История, связывающая меня бережными нитями темноты с ее участниками, отступила от меня в конце августа все из той же ненасытности моего зрения.
Наверное, мне хотелось тогда, в августе, сыграть в нормальность или я просто отдалась волнам очередного аффекта с решимостью бывалого человека, я не могу знать, видимо, оттого, что все решения за меня всегда принимает мое зрение. Тогда оно вспыхнуло как обожженное, а к вечеру исчезло словно от сильного удара или от воздействия химических веществ. Я подумала, проваливаясь в перламутровую пелену незрения, о том, с кем познакомилась, что он похож на мальчика, который заставлял меня смеяться в восьмом классе, на большого щенка и сибирского котенка одновременно, его манера при улыбке чуть оттягивать нижнюю губу в правую сторону отзывалась судорогой в глубине моих зрачков, пораженных и измученных солнцем в тот день.
Нечто мучительное установилось во мне после того знакомства, нечто приводящее к потере зрения, к превращению зрения в галлюциногенную пленку.
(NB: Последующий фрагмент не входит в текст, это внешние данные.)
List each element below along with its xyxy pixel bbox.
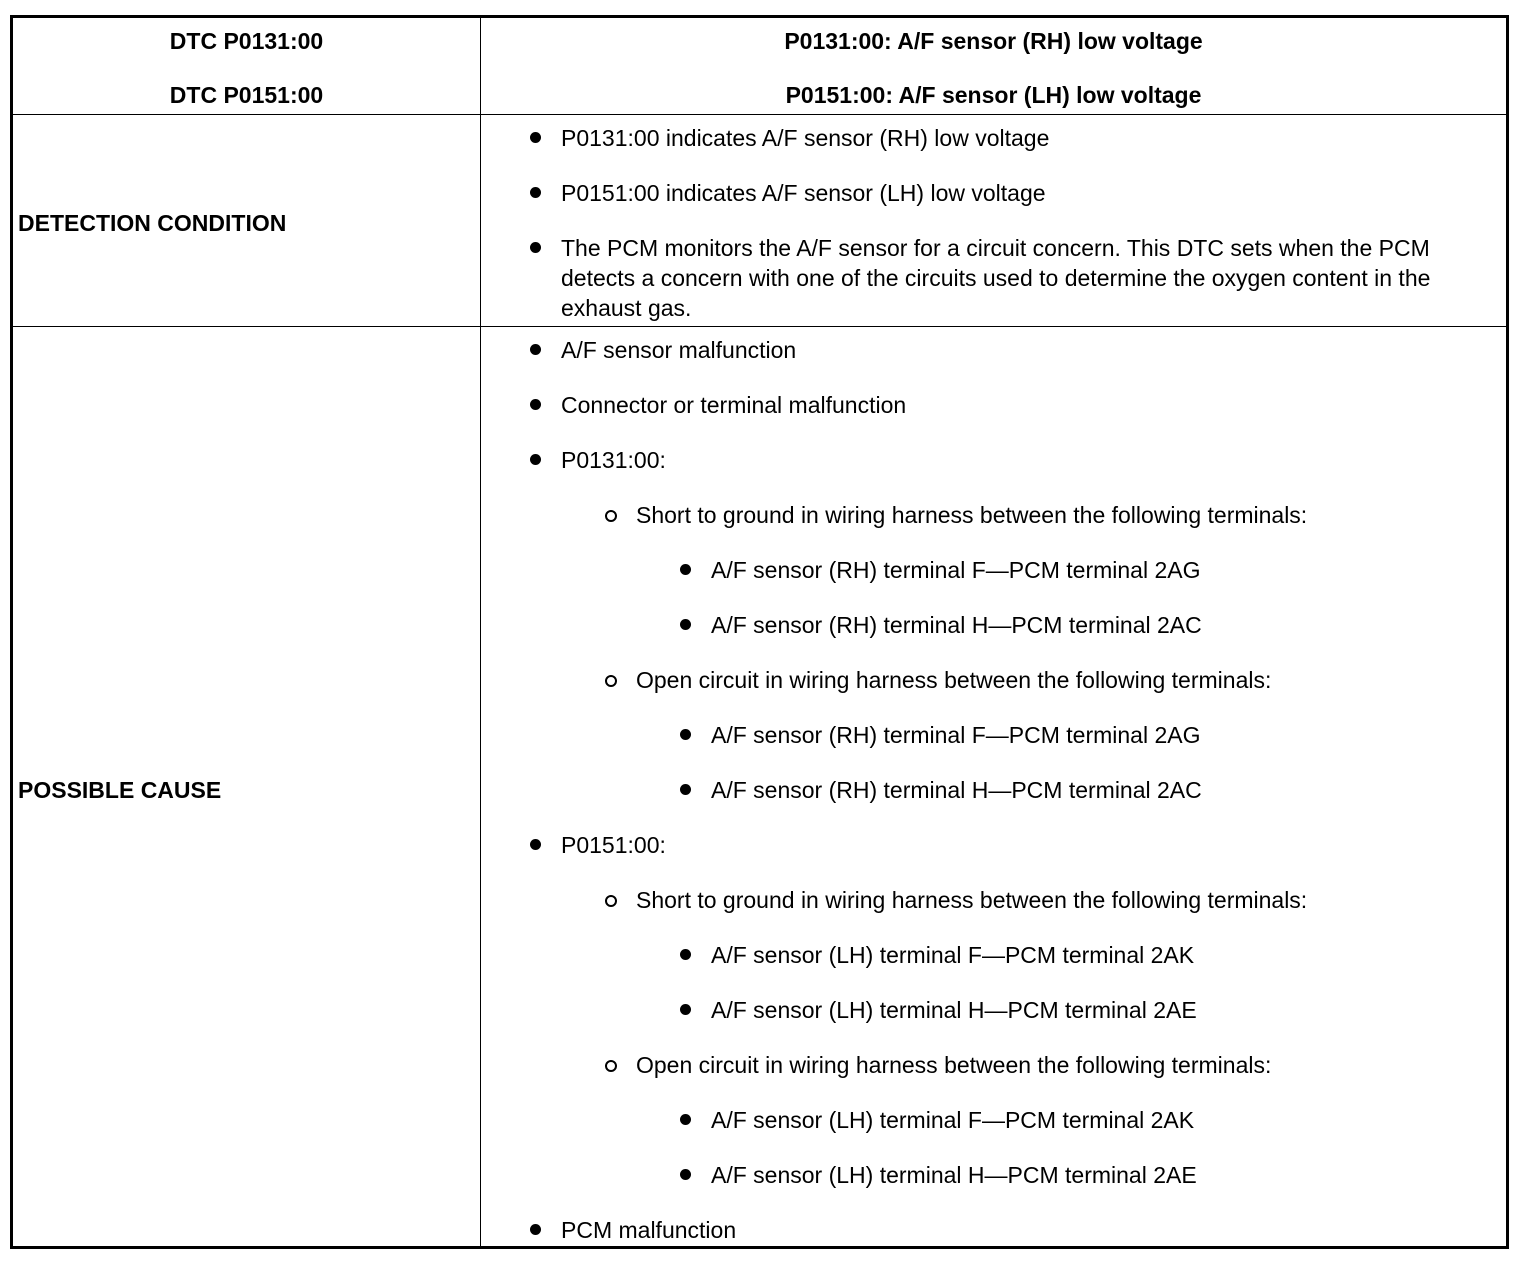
cause-item: P0131:00: <box>561 447 666 473</box>
detection-condition-label: DETECTION CONDITION <box>18 210 287 236</box>
column-divider <box>480 18 481 1246</box>
cause-detail: A/F sensor (RH) terminal F—PCM terminal 2AG <box>711 557 1201 583</box>
bullet-icon <box>530 344 541 355</box>
cause-detail: A/F sensor (LH) terminal H—PCM terminal 2AE <box>711 1162 1197 1188</box>
detection-item: The PCM monitors the A/F sensor for a circuit concern. This DTC sets when the PCM detects a concern with one of the circuits used to determine the oxygen content in the exhaust gas. <box>561 235 1431 321</box>
bullet-icon <box>680 1169 691 1180</box>
bullet-icon <box>530 454 541 465</box>
bullet-icon <box>680 564 691 575</box>
bullet-icon <box>530 1224 541 1235</box>
dtc-title-1: P0131:00: A/F sensor (RH) low voltage <box>784 28 1203 54</box>
cause-item: A/F sensor malfunction <box>561 337 797 363</box>
dtc-table <box>10 15 1509 1249</box>
cause-detail: A/F sensor (RH) terminal H—PCM terminal 2AC <box>711 612 1202 638</box>
cause-subitem: Open circuit in wiring harness between the following terminals: <box>636 1052 1272 1078</box>
sub-bullet-icon <box>605 1060 617 1072</box>
bullet-icon <box>680 1114 691 1125</box>
row-divider-header <box>13 114 1506 115</box>
row-divider-detection <box>13 326 1506 327</box>
cause-subitem: Open circuit in wiring harness between the following terminals: <box>636 667 1272 693</box>
bullet-icon <box>680 619 691 630</box>
cause-item: Connector or terminal malfunction <box>561 392 907 418</box>
possible-cause-label: POSSIBLE CAUSE <box>18 777 222 803</box>
dtc-title-2: P0151:00: A/F sensor (LH) low voltage <box>785 82 1202 108</box>
cause-detail: A/F sensor (LH) terminal F—PCM terminal 2AK <box>711 942 1195 968</box>
sub-bullet-icon <box>605 675 617 687</box>
dtc-code-2: DTC P0151:00 <box>169 82 324 108</box>
sub-bullet-icon <box>605 895 617 907</box>
detection-item: P0151:00 indicates A/F sensor (LH) low voltage <box>561 180 1046 206</box>
detection-item: P0131:00 indicates A/F sensor (RH) low voltage <box>561 125 1050 151</box>
bullet-icon <box>530 839 541 850</box>
dtc-code-1: DTC P0131:00 <box>169 28 324 54</box>
cause-item: PCM malfunction <box>561 1217 737 1243</box>
bullet-icon <box>530 187 541 198</box>
bullet-icon <box>680 1004 691 1015</box>
bullet-icon <box>680 949 691 960</box>
cause-detail: A/F sensor (LH) terminal F—PCM terminal 2AK <box>711 1107 1195 1133</box>
cause-detail: A/F sensor (LH) terminal H—PCM terminal 2AE <box>711 997 1197 1023</box>
bullet-icon <box>530 132 541 143</box>
cause-detail: A/F sensor (RH) terminal F—PCM terminal 2AG <box>711 722 1201 748</box>
bullet-icon <box>530 242 541 253</box>
cause-item: P0151:00: <box>561 832 666 858</box>
sub-bullet-icon <box>605 510 617 522</box>
cause-subitem: Short to ground in wiring harness between the following terminals: <box>636 502 1308 528</box>
bullet-icon <box>530 399 541 410</box>
bullet-icon <box>680 784 691 795</box>
bullet-icon <box>680 729 691 740</box>
cause-detail: A/F sensor (RH) terminal H—PCM terminal 2AC <box>711 777 1202 803</box>
cause-subitem: Short to ground in wiring harness between the following terminals: <box>636 887 1308 913</box>
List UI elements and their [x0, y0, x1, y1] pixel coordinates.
На следующий день я пошла в косметический магазин рядом со своим домом, там, отражаясь в большом зеркале, перемерила более пятнадцати оттенков помады с мыслью, какой именно цвет мог понравиться ему. Мое зрение все еще не восстановилось, и я видела саму себя сквозь все ту же полуцветную пленку, и я снова чувствовала себя подростком, и мне хотелось отодвинуть знание о тьме моих друзей и моей собственной тьме, которая делала меня равной им и равной многим другим, и мне хотелось уйти от этого равенства и знания любым доступным путем, и я знала, что дорого заплачу за эту иллюзию, как всегда приходится платить болью за пребывание внутри этого светящегося, искрящегося невозможностью определенных событий, и мне казалось, что мои знания о тьме уходят из меня, как темная жидкость, как больная кровь выходит из нарыва при его иссечении.
Но я снова скатывалась в запредельные состояния, отгородив себя от всех, словно от нежелательного опыта. Если я знала, что не смогу в течение недели или десяти дней увидеть объект своей любви, я начинала бессильно и жалко плакать, как плакала в начальной школе после первого урока при мысли об оставшихся четырех. Мои глаза переживали нечто подобное наркотической ломке, и я абсолютно ничем не могла успокоить свое зрение. И никто не смог бы. Мне хотелось кристаллизировать это страдание, использовать его для входа в нечто новое, словно внутри меня рос светящийся цветок, способный осветить рамки репрессивного строя и тонкие нити темноты в глубинах моего сознания. Но мои сны оставались снами человека, одержимого разрушением. Мне снился поцелуй, как медленно эта ласка превращается в поток крови, в огонь. Во сне я видела, как очень белокожий мужчина целует такую же бледную женщину, и их поцелуй полон крови, и ее зубы ласкают его прокушенный язык, и боль похожа на варенье и обволакивает обоих, а потом я видела огонь – как он мчится на них, стирая их лица, превращая их в единое, в статую, в пепел. Уже утром я вспомнила, что в детстве меня терзало два противоположных желания: мне очень хотелось быть и Жанной д’Арк, и Марией-Антуанеттой. Это продолжалось довольно долго: лет с девяти и где-то до четырнадцати мне периодически снился то огонь, то гильотина. И во снах постоянно менялась моя шея, она то становилась длинной и белой, как фарфор, и тогда меня настигало мрачное ощущение скорого конца, то, наоборот, будто менялась вся моя костная ткань и меня охватывала ярость предчувствия и казалось, что огонь распускается прямо под моими ногтями и только потом лижет мои ноги и стирает лицо. И я боялась своего зрения во сне оттого, что знала, что неизбежно должна буду увидеть обугленное тело, бывшее моим, и весь сон я прячу глаза, чтобы избежать этой встречи, как прячут руки от огня, боясь встречи с болью.